Se Allawi realmente pretende liderar, a maior demonstração que poderia fazer seria exigir a retirada imediata de todas as forças estrangeiras. Em questão de horas ele se transformaria em herói no Iraque. Os americanos estariam acabados. Mas será que Allawi possui a inteligência necessária para se dar conta de que esse passo último poderia ser sua salvação? E quem, neste momento crítico e sangrento, poderá saber? Já se sabe de casos anteriores em que sátrapas dos EUA viraram traidores. No entanto a equação dolorosa que se vê em Bagdá hoje consiste no fato de que Alawi depende justamente do Exército cuja retirada seria necessária para comprovar sua própria credibilidade.
As forças de ocupação ocidentais deixaram para trás toda uma gama de legislação dúbia. Boa parte permite que empresas ocidentais suguem os lucros da reconstrução, uma questão na qual os iraquianos não tiveram escolha, e muitas pessoas no país não têm interesse algum em levar adiante a vigência das leis decretadas por Bremer. Por exemplo, é pouco provável que alguém passe um mês na cadeia por dirigir sem carteira de habilitação. Mas por que empresas estrangeiras deveriam ter imunidade legal? Quando um mercenário britânico atira num iraquiano, ele não pode ser submetido a um tribunal local.

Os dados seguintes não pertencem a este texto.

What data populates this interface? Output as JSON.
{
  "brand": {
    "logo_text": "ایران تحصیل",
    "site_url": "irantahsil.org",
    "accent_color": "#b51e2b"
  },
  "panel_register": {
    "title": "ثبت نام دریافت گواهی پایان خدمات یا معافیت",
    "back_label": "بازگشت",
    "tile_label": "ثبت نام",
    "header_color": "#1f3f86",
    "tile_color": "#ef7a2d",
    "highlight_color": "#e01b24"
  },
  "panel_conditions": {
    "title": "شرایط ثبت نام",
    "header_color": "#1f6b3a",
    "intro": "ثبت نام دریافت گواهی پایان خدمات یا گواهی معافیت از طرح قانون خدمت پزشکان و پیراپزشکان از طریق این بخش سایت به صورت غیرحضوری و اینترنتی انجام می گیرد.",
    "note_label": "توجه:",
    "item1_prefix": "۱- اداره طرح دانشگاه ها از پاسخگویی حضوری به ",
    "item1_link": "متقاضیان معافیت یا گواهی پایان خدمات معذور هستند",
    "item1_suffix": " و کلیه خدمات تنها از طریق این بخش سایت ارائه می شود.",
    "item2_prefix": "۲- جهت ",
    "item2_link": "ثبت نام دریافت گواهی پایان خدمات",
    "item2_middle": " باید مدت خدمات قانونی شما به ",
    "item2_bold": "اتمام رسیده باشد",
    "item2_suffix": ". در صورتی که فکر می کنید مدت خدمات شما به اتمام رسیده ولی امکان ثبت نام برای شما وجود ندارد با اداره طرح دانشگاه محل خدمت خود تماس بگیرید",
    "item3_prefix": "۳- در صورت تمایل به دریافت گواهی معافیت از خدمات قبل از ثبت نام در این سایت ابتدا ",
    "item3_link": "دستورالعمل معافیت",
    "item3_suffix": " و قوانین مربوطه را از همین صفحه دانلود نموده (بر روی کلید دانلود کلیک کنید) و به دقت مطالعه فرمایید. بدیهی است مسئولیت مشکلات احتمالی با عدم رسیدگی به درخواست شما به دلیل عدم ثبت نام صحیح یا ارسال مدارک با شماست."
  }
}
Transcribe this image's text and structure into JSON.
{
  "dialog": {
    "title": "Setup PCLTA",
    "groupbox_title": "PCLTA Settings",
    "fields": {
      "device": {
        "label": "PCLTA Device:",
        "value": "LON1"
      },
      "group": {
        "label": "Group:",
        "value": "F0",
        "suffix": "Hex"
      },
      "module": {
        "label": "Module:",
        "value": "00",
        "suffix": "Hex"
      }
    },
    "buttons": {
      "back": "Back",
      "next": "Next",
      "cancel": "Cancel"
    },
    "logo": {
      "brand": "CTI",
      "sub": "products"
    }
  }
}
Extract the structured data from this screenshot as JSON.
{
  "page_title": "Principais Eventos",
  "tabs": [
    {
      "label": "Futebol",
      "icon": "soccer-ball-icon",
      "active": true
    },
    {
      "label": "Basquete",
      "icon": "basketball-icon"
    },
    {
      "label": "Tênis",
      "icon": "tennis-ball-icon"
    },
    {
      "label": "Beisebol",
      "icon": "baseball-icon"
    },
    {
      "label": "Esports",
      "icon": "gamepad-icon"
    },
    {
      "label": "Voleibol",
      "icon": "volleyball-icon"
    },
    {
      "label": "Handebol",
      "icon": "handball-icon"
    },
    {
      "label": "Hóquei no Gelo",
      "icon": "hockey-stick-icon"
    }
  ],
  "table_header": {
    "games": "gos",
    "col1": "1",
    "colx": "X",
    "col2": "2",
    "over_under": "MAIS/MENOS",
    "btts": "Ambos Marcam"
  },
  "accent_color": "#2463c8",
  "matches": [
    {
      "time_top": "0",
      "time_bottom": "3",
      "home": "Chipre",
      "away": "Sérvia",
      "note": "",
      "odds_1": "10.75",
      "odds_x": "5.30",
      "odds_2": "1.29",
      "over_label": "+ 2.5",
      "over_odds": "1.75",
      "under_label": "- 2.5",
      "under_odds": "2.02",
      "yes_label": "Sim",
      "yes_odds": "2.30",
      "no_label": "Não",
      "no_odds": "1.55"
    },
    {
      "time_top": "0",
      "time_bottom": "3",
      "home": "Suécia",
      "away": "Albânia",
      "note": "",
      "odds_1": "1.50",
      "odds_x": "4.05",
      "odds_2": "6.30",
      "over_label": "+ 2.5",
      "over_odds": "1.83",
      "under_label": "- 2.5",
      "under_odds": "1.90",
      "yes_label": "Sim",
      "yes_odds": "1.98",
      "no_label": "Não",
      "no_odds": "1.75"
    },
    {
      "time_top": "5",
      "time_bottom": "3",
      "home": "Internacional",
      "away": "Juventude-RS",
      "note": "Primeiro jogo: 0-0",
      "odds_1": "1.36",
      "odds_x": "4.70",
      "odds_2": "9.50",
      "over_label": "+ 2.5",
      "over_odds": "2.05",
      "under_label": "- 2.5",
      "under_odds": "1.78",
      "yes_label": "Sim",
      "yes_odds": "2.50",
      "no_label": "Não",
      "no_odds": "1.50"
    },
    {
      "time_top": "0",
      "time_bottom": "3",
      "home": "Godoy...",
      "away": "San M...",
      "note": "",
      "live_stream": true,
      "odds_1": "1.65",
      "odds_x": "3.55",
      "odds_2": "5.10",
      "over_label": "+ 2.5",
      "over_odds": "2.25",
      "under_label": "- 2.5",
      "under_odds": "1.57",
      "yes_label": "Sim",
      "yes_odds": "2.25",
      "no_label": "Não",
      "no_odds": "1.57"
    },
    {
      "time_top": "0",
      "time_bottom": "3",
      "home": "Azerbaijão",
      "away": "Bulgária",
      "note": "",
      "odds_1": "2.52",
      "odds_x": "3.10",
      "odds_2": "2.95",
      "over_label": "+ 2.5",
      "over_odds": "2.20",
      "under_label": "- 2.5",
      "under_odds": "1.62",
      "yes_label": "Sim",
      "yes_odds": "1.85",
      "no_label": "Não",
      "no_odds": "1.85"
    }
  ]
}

No entanto Allawi depende desses mesmos mercenários. E é por isso, infelizmente e inevitavelmente, que ele e seu governo vão fracassar. A insurgência já ganhou vida própria. Se ela conseguir manter uma luta pela independência nas áreas sunitas a norte e a oeste de Bagdá, os nacionalistas sunitas poderão dizer que têm o direito de formar o primeiro governo iraquiano independente e pós-americano.